Beteiligung an Lobby-Firma CDU-Gesundheitsexperte bestreitet Interessenkonflikt

(Foto: dapd)

Kritik und Schmährufe hageln von allen Seiten auf Jens Spahn ein. Der CDU-Gesundheitsexperte war jahrelang an einer Lobby-Firma beteiligt, die auch im Gesundheitsbereich versuchte die Politik zu beeinflussen. Die Firma war von einem ehemaligen Mitarbeiter Spahns gegründet worden.

Von Guido Bohsem

Dass die ganze Chose ein kolossaler Fehler war, das dürfte Jens Spahn inzwischen sehr klar geworden sein.
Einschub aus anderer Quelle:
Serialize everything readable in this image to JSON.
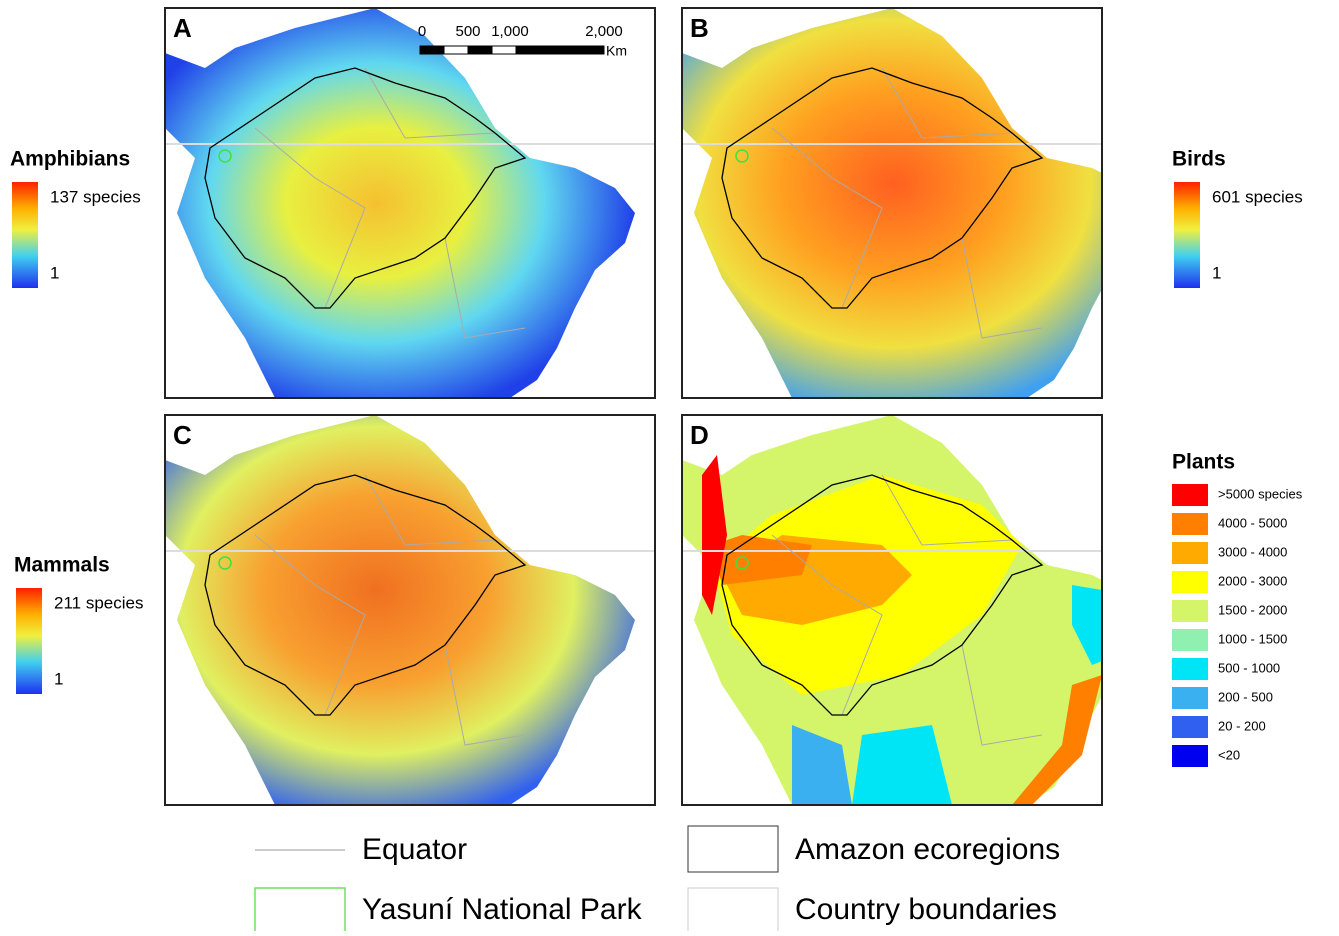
{
  "panels": [
    {
      "letter": "A",
      "legend": {
        "title": "Amphibians",
        "max": "137 species",
        "min": "1"
      }
    },
    {
      "letter": "B",
      "legend": {
        "title": "Birds",
        "max": "601 species",
        "min": "1"
      }
    },
    {
      "letter": "C",
      "legend": {
        "title": "Mammals",
        "max": "211 species",
        "min": "1"
      }
    },
    {
      "letter": "D",
      "legend": {
        "title": "Plants",
        "classes": [
          {
            "label": ">5000 species",
            "color": "#ff0000"
          },
          {
            "label": "4000 - 5000",
            "color": "#ff7f00"
          },
          {
            "label": "3000 - 4000",
            "color": "#ffaa00"
          },
          {
            "label": "2000 - 3000",
            "color": "#ffff00"
          },
          {
            "label": "1500 - 2000",
            "color": "#d4f56a"
          },
          {
            "label": "1000 - 1500",
            "color": "#8ff0b0"
          },
          {
            "label": "500 - 1000",
            "color": "#00e5f5"
          },
          {
            "label": "200 - 500",
            "color": "#3ab0f0"
          },
          {
            "label": "20 - 200",
            "color": "#3060f0"
          },
          {
            "label": "<20",
            "color": "#0000f0"
          }
        ]
      }
    }
  ],
  "scale_bar": {
    "ticks": [
      "0",
      "500",
      "1,000",
      "2,000"
    ],
    "unit": "Km"
  },
  "legend": [
    {
      "label": "Equator"
    },
    {
      "label": "Amazon ecoregions"
    },
    {
      "label": "Yasuní National Park"
    },
    {
      "label": "Country boundaries"
    }
  ]
}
Der Gesundheitsexperte der Union hat nicht die beste Woche hinter sich. Wirklich nicht. Kritik und Schmährufe hagelten von allen Seiten auf ihn ein. Und, man muss es sagen, zu Recht.

Spahn war - das räumt er freimütig ein - zwischen 2006 und 2010 stiller Teilhaber einer Firma, die sich auf Lobbying auf Bundesebene spezialisiert hat - auch in der Gesundheitspolitik. Das lädt zu Spekulationen ein, wie Spahn selbst in Reaktion auf einen Bericht des Focus sagt. Einen Interessenskonflikt habe es aber nicht gegeben, obwohl er zwischen 2005 und 2010 stellvertretender Vorsitzender der Unions-Arbeitsgruppe Gesundheit war.

Das kann man auch anders sehen. Wie zum Beispiel die Leute von LobbyControl: "Der Interessenkonflikt besteht bereits in dem Moment, in dem er Gewinne aus einer Firma erhält, die im gleichen Politikfeld Lobbyarbeit macht, in dem er als Politiker tätig ist", urteilen sie. Und sie werfen Spahn vor, es sich zu leicht zu machen, wenn er auf seiner Internet-Seite verkündet: "Heute würde ich anders handeln."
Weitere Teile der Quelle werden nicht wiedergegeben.